May 24, 2007
Sue Scheff's business, Parents Universal Resource Experts, places troubled teens in reform schools--and generates a lot of controversy. Disgruntled clients have accused Scheff's company of sending kids to abusive programs, and the Web is full of complaints: A quick Google search used to reveal sites describing her as a "fraud," a "con artist" and a "crook."
Google Scheff's name now, however, and the first few pages of results are far less controversial: They include Scheff's own sites about teen pregnancy [ http://www.sue-scheff.org/ ], her upcoming book, and, until recently, recipes for broccoli casserole and pork chops [ http://www.sue-scheff.net/ ].
That last one might seem strange to Scheff's friends, who know she doesn't cook. "The truth is, if it doesn't go in the microwave, I don't make it," she admits
So who wrote the cooking advice at sue-scheff.net? Not Sue Scheff. That site, and many of the others in the first several pages of Sue Scheff's Google results, were designed by a company called Reputation Defender, which sells what its founder, Michael Fertik, calls "Google insulation." For a fee, Reputation Defender pads the Web with friendly-sounding content like flattering blog entries, personal sites and other positive pages, and then pushes those sites to the top of the Google results for clients like Scheff, thereby hiding the online insults of her enemies.

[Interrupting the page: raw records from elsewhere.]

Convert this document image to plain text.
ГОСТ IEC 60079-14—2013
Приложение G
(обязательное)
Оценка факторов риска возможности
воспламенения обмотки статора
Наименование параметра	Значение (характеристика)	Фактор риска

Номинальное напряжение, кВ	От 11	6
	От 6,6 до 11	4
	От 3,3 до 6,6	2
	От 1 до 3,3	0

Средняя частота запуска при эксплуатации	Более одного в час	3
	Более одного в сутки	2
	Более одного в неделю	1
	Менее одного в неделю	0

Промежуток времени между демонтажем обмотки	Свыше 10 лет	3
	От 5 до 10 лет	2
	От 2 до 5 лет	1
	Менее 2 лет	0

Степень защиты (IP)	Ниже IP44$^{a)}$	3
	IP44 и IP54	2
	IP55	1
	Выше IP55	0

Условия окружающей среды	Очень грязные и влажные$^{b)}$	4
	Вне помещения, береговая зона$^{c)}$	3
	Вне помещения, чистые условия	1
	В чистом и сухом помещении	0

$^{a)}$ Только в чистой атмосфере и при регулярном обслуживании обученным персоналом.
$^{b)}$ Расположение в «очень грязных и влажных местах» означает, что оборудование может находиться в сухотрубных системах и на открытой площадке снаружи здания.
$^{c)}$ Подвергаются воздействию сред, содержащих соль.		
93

And there's plenty of vitriol to hide. In 2004, she filed a defamation lawsuit against one of her critics, Carey Bock, in a Florida state court. Scheff won an $11.3 million verdict last year, but some negative commentary remained on the Web. Scheff says those comments were ruining her business, driving away more than half of her customers. "She had just slandered me up one side and down the other side of the Internet," Scheff says.
So Scheff turned to Reputation Defender. Founded last October, the company says it monitors what's written about clients online for a monthly $10 fee and will have specific content "destroyed" for an extra $30. The removal of content usually involves polite take-down requests that occasionally escalate into cease-and-desist letters and legal threats when necessary, says the company's chief executive, Michael Fertik.
But Reputation Defender recently began offering users a subtler approach: hiding unwanted Web comments with a barrage of positive, Google-friendly content, either created by the company or dredged up from elsewhere on the Web and optimized to appear at the top of search-engine results.
"Say you have 20,000 delighted clients and five clients that hate you," says Fertik. "We'll tell your story on the Internet and find press about you and start promoting that to the top of the Google chain. It's very Internet-specific PR, a very different game." For that labor-intensive service, officially called MyEdge, the company charges a hefty price: Fees start at around $10,000. Fertik says he has more than 25 clients for the service.
MyEdge's success is based not only in creating reputation-boosting pages but also in convincing Google to float those sites to the first few pages of results, the only results that most Web users ever see. But gaming Google can be tricky. The search giant, which declined to comment on Reputation Defender's service, spends significant resources trying to prevent Web site owners from pushing up their ranking artificially. And it will punish sites it thinks are cheating by pushing them into the back pages of search results. (see "Condemned To Google Hell" [ http://www.forbes.com/home/technology/2007/04/29/sanar-google-skyfacet-tech-cx_ag_0430googhell.html ]).
Fertik won't reveal the details of MyEdge's tactics, but he says he's confident they don't break Google's rules or those of any other search engine. He also says his company draws the line at publishing lies about individuals or businesses--the cooking site created for Sue Scheff, he says, was an unfortunate exception, one that he removed after talking to this reporter. But Fertik sees nothing wrong with manipulating Google to focus on the positive aspects of someone's persona.
"Google is not God," he says. "It's a machine, a superb machine that benefits millions, but it's still just a machine. And what it turns up can have remarkably deleterious impact on hardworking people and businesses."
Some might still argue that MyEdge misleads Web users or that it muzzles them by hiding negative opinions. But Kevin Bankston, an attorney at the Internet free-speech advocacy group the Electronic Frontier Foundation, sees MyEdge as a healthy alternative to the usual angry-lawyer school of reputation management.
"As long as they're not committing some kind of fraud, I think this is the way to deal with bad speech," says Bankston. "This shows that you don't need to counter speech by attempting to censor it, but rather with better and more accurate information. As the truism goes, the best answer to bad speech is always more speech."